As usual, I went to a quiet place to work out some details. By now Jem and Koluna were used to my going off to prepare things.

“Molly, as of now I am handing over control of this system to you. Ship will travel with us to the foe system. Ship, please relinquish control of the manufacturing facility and all system defences to Molly,” I said.

“Confirmed,” said Molly.

“Confirmed,” said Ship.

“Alda, Bera, Cala and Dura will travel with us to the foe system. Make sure you have full loads of data port probes,” I said.

Each of my four unmanned vessels replied “Confirmed.”

“Ship, I need your help again to develop a protocol update for the data port probes we are taking to the foe system,” I said.

“Proceed,” said Ship.

“First the return home protocol is not useful if a foe vessel is already home. I need a go away protocol. If in the foe system, it will send the vessel to a distant system selected at random, not including our system and at least ten days travel by hyperspace. The rest of the go away protocol is the same as the return home protocol. Clear?”

“Confirmed. Next?” said Ship.

“Second, I would like to create a new protocol, designate it the sleep protocol. It disables all but the life support for four days. The data port probe will then detach from the vessel and be available for re-deployment. This would allow us to use our limited number of data port probes on multiple foe vessels. Clear?”

“Confirmed. Next?” said Ship.

“Third, I would like the data port probe to inject a persistent protocol into the main computer of the foe vessel. Let’s call this the do not disturb protocol. This protocol is to remain after the data port probe has detached. The protocol is triggered whenever the foe vessel tries to attempt hyperspace travel to the Baglogi system. The action of this protocol should be the same as the go away protocol. Once a foe vessel is injected with this persistent protocol, it cannot travel to our system. Can you do that based on your knowledge of the foe computer?” I asked. It took longer to consider my request.

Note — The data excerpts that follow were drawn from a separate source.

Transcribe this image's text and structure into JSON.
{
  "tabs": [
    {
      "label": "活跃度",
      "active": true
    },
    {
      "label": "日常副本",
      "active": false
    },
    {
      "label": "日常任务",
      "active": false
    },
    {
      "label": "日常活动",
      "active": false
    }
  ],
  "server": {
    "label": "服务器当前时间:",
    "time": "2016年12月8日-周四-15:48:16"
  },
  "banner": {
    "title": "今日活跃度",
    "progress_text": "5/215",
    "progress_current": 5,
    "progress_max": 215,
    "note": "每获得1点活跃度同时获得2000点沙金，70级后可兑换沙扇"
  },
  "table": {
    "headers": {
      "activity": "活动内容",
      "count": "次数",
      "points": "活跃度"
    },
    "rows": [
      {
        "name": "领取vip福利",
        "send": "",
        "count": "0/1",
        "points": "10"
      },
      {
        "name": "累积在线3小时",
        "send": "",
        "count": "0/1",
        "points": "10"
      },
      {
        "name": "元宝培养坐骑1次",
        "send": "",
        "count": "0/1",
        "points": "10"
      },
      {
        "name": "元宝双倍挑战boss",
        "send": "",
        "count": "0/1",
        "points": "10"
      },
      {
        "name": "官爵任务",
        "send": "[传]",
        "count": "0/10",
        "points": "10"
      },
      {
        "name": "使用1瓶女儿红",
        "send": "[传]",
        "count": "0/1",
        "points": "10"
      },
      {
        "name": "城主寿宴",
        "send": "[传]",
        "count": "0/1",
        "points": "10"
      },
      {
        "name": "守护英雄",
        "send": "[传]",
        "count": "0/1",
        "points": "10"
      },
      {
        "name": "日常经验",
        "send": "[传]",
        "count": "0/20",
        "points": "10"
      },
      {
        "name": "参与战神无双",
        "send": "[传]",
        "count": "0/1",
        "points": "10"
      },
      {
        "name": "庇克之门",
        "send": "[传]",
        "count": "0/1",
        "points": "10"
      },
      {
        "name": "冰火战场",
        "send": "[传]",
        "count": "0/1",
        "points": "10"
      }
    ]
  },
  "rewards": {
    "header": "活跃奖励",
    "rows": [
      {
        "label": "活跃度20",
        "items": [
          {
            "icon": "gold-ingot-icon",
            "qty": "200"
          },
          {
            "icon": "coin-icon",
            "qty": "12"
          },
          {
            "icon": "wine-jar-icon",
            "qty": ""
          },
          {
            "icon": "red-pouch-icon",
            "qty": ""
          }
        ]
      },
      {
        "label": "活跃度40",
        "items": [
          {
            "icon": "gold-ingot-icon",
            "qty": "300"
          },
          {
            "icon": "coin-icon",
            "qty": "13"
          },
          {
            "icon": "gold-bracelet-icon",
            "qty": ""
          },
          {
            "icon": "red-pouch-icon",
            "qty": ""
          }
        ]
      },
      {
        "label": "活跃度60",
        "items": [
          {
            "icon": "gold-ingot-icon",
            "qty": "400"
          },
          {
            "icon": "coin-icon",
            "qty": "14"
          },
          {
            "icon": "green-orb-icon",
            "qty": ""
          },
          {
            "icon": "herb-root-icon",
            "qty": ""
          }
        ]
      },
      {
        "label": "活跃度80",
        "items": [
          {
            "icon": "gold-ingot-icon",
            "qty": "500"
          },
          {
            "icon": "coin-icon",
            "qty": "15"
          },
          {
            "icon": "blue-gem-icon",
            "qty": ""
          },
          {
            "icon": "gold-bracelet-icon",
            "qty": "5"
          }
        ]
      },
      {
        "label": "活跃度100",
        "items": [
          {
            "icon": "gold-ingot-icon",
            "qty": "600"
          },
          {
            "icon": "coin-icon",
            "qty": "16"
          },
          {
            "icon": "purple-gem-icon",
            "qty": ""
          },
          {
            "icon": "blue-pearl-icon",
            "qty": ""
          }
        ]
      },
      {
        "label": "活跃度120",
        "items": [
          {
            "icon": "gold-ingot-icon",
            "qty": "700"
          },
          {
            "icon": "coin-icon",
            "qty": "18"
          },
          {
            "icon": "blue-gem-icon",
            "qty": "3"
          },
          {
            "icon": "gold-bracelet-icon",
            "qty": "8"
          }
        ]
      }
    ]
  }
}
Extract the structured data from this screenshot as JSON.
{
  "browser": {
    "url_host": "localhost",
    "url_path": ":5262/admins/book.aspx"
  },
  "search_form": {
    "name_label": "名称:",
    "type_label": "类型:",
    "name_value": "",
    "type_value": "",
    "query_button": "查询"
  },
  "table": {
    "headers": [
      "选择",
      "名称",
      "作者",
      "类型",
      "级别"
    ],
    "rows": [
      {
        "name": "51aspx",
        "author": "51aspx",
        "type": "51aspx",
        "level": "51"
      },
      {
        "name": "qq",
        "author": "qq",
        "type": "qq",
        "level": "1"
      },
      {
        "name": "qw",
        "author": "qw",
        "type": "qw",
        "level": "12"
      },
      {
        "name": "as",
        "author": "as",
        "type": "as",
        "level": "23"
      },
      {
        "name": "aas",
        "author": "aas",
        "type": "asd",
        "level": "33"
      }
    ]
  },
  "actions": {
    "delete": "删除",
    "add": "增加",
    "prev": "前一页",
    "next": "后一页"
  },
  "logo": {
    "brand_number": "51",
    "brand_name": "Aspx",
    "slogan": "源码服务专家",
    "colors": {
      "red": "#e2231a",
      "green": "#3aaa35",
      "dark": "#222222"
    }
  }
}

“Confirmed. Foe computer do not disturb protocol created. Injection protocol created,” said Ship.

“Ship, please share those with Molly. The do not disturb protocol and the injection protocol is to be rolled out to all data port probes. Once a foe vessel turns up in our system, we send it home and make it unable to return,” I said.

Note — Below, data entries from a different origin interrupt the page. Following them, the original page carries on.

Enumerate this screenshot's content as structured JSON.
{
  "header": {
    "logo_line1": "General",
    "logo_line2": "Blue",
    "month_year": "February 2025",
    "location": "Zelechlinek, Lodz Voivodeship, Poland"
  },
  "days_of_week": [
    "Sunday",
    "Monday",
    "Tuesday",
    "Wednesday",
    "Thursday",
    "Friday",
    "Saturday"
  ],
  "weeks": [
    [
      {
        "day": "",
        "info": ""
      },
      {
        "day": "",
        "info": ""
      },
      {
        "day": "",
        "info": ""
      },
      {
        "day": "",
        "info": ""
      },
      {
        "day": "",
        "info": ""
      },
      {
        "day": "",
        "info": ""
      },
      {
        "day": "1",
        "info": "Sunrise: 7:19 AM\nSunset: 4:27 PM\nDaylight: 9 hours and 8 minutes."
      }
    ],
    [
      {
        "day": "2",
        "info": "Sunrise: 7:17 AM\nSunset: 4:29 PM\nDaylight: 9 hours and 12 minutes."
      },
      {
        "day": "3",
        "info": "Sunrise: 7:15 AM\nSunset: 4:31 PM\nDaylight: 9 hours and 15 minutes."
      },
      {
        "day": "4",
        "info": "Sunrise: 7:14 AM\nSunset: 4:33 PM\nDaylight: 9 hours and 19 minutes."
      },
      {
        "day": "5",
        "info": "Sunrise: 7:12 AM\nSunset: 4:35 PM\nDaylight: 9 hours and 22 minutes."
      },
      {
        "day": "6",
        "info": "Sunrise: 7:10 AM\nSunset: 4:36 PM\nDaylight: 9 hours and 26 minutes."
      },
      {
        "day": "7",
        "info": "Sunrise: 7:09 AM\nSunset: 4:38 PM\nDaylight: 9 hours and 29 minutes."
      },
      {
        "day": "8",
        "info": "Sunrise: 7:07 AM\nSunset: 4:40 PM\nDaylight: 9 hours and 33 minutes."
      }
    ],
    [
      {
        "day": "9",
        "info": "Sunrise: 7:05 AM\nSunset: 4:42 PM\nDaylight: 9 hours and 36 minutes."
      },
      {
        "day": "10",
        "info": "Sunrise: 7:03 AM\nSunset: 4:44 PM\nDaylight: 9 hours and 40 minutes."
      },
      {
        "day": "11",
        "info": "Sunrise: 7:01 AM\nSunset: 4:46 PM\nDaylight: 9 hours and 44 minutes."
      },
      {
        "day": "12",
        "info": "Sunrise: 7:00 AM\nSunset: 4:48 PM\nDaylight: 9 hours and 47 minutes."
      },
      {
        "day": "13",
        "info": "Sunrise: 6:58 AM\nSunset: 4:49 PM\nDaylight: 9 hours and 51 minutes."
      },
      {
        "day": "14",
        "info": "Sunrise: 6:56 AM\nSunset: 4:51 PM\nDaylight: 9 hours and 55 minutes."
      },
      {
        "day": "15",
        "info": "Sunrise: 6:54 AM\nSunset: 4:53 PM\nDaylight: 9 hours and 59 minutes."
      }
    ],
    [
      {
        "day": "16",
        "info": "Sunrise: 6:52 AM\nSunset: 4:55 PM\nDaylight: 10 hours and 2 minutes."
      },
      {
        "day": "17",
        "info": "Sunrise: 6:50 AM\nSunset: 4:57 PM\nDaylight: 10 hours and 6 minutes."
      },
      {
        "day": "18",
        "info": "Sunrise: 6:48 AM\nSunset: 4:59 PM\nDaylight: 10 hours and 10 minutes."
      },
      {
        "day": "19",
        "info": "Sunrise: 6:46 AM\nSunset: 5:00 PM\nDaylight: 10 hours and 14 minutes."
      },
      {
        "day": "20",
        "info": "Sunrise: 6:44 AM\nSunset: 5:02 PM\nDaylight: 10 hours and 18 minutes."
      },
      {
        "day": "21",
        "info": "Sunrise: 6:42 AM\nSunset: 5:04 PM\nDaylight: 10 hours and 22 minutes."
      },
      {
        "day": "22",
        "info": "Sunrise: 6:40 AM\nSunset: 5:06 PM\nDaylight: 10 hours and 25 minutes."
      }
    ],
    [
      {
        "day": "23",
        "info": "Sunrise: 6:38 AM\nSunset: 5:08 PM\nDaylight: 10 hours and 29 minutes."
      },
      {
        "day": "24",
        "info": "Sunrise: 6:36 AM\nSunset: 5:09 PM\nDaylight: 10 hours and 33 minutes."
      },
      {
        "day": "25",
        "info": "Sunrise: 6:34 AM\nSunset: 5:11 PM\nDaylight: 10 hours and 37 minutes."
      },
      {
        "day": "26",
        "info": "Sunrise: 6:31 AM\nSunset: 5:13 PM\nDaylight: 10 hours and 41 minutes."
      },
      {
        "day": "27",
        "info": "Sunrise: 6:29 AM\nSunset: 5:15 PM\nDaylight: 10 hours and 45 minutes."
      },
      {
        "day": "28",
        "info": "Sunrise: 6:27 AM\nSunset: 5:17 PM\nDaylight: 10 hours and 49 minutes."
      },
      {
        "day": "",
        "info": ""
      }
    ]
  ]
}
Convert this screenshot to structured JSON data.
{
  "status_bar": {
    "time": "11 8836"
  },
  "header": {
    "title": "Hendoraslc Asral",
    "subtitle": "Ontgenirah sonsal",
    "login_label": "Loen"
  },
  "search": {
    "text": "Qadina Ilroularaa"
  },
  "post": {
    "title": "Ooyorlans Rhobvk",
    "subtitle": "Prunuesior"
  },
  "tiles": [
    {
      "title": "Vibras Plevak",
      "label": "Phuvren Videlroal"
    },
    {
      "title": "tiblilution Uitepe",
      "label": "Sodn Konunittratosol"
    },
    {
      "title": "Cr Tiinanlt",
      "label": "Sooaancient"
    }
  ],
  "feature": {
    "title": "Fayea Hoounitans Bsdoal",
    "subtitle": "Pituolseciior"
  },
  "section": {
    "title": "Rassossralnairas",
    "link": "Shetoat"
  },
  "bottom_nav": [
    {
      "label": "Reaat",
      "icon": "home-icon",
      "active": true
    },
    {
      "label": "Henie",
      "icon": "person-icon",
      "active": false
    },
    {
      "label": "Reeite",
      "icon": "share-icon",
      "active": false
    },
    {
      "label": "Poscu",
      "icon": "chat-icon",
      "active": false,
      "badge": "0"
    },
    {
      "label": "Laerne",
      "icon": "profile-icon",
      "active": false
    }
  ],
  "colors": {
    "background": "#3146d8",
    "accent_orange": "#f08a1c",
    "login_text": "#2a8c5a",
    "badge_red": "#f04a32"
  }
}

“Confirmed. Molly responded that she would update all data port probes in this system. I will update the data port probes for the foe system. Next?” said Ship.

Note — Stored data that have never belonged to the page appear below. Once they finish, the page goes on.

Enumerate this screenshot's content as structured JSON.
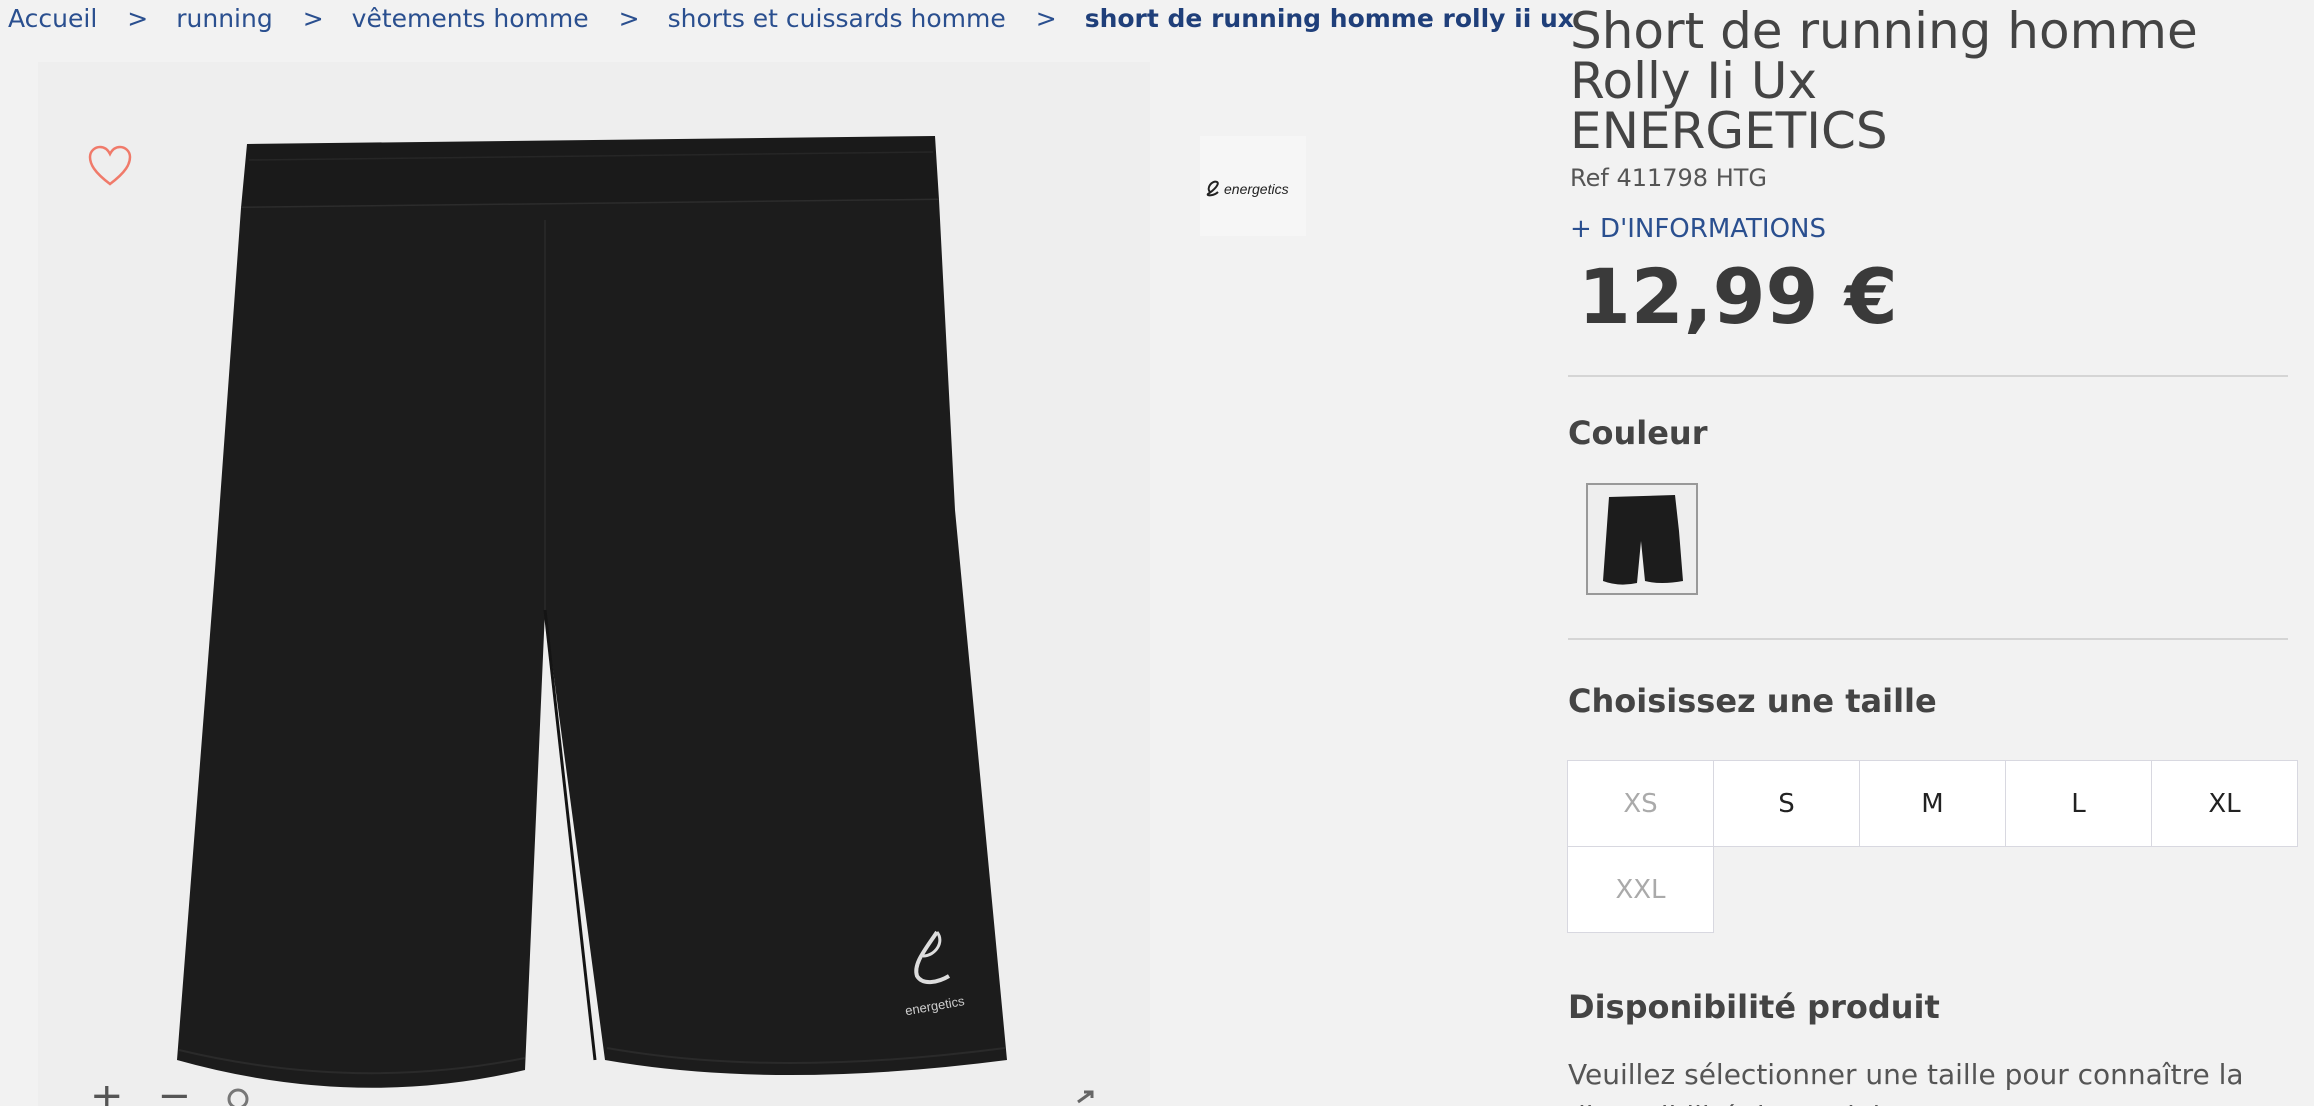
{
  "breadcrumb": {
    "items": [
      "Accueil",
      "running",
      "vêtements homme",
      "shorts et cuissards homme"
    ],
    "current": "short de running homme rolly ii ux",
    "separator": ">"
  },
  "product": {
    "title_line": "Short de running homme Rolly Ii Ux",
    "brand": "ENERGETICS",
    "ref": "Ref 411798 HTG",
    "more_info": "+ D'INFORMATIONS",
    "price": "12,99 €",
    "logo_text": "energetics"
  },
  "color": {
    "title": "Couleur"
  },
  "size": {
    "title": "Choisissez une taille",
    "options": [
      {
        "label": "XS",
        "available": false
      },
      {
        "label": "S",
        "available": true
      },
      {
        "label": "M",
        "available": true
      },
      {
        "label": "L",
        "available": true
      },
      {
        "label": "XL",
        "available": true
      },
      {
        "label": "XXL",
        "available": false
      }
    ]
  },
  "availability": {
    "title": "Disponibilité produit",
    "text": "Veuillez sélectionner une taille pour connaître la disponibilité du produit"
  },
  "image_tools": {
    "zoom_in": "+",
    "zoom_out": "−"
  },
  "colors": {
    "link": "#2a4f8f",
    "wishlist": "#f07a6a",
    "product": "#1c1c1c"
  }
}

“Fourth protocol I’d like is a proxy protocol. I want to make a vessel under the control of a data port probe to send out messages to other foe vessels. It may be limited to the language you are familiar with, but it needs to appear genuine. Can you come up with a way to do that?” I asked.

“Confirmed. I learned where a foe main computer keeps communication logs. Referencing the communication logs provides a broad selection of vocabulary related to messages sent vessel-to-vessel,” said Ship.

“Excellent. So create a proxy protocol. Whatever we ask it to send, it is to find the nearest translation that is suitable. Also, make me a random proxy protocol. The difference of this protocol over the last is that it can send out a random message to a randomly chosen vessel every minute. It will leave them all confused and distracted, which is what I will need,” I said.

“Confirmed. The random proxy protocol will be the fifth protocol. Any more?” asked Ship.

“I have no more right now. Can you send out the update please,” I said.

“Confirmed. Transmitting the following updates: go away, sleep, do not disturb protocol and the injection protocol, proxy and random proxy. Eighty data port probes updated,” said Ship.

“Thank you Ship. We should be able to do some serious mischief with those,” I said.

“Confirmed. Additionally the data port probes asked me to relay to you a message indicating their gratitude for the numerous updates to their protocols over these last days. Their simple logic is as follows: They exist to serve, and your updates provide them additional ways to serve,” replied Ship.